A Classification-Guided Approach for Adversarial Attacks against Neural Machine Translation

TL;DR

This paper presents ACT, a new adversarial attack framework guided by classifiers that effectively alters the meaning and class of translations in neural machine translation systems, revealing their vulnerabilities.

Contribution

The paper introduces ACT, a novel classifier-guided adversarial attack method that significantly impacts translation meaning and class, surpassing previous attack techniques.

Findings

ACT effectively changes translation class more than existing methods.

The attack has a greater impact on the overall translation meaning.

The approach reveals vulnerabilities of NMT systems beyond translation quality.

Abstract

Neural Machine Translation (NMT) models have been shown to be vulnerable to adversarial attacks, wherein carefully crafted perturbations of the input can mislead the target model. In this paper, we introduce ACT, a novel adversarial attack framework against NMT systems guided by a classifier. In our attack, the adversary aims to craft meaning-preserving adversarial examples whose translations in the target language by the NMT model belong to a different class than the original translations.
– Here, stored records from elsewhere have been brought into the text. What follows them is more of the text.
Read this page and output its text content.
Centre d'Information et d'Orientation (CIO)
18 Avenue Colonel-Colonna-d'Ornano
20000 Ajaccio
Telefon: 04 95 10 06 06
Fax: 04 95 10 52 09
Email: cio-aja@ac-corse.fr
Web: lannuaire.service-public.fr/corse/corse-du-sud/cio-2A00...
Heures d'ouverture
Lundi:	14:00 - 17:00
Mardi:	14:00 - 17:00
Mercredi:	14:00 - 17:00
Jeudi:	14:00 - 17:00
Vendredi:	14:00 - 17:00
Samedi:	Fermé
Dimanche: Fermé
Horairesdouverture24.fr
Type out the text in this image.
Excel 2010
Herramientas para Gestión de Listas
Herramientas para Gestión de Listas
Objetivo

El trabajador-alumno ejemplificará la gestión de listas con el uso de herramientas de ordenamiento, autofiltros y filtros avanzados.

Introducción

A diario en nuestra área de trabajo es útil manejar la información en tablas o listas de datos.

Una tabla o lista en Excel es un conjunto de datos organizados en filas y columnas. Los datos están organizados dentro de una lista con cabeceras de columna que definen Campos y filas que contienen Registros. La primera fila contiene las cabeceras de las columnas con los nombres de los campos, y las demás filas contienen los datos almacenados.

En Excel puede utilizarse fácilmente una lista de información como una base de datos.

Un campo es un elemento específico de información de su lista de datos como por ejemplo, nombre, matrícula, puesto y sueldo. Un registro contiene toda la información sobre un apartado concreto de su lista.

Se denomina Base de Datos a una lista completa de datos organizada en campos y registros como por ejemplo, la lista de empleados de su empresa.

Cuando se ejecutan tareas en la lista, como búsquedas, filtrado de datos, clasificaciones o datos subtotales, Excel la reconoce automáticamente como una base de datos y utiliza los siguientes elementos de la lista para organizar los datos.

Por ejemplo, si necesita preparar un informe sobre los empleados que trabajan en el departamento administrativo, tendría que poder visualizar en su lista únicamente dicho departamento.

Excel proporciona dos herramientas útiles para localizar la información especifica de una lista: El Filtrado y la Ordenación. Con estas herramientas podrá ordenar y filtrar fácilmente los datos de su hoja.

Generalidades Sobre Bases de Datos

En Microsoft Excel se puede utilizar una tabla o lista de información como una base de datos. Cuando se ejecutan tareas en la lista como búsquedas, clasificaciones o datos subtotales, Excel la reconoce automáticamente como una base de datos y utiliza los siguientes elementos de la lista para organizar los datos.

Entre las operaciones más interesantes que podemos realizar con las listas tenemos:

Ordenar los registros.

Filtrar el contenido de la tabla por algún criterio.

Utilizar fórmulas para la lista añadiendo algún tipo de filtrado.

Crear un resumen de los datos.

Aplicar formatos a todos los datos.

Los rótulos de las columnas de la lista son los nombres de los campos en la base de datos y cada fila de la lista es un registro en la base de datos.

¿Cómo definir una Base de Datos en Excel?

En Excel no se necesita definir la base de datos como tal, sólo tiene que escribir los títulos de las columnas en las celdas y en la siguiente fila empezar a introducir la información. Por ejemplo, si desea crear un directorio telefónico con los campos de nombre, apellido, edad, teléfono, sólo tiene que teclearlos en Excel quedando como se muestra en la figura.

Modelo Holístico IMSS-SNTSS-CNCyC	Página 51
Unlike previous attacks, our new approach has a more substantial effect on the translation by altering the overall meaning, which then leads to a different class determined by an oracle classifier. To evaluate the robustness of NMT models to our attack, we propose enhancements to existing black-box word-replacement-based attacks by incorporating output translations of the target NMT model and the output logits of a classifier within the attack process. Extensive experiments, including a comparison with existing untargeted attacks, show that our attack is considerably more successful in altering the class of the output translation and has more effect on the translation. This new paradigm can reveal the vulnerabilities of NMT systems by focusing on the class of translation rather than the mere translation quality as studied traditionally.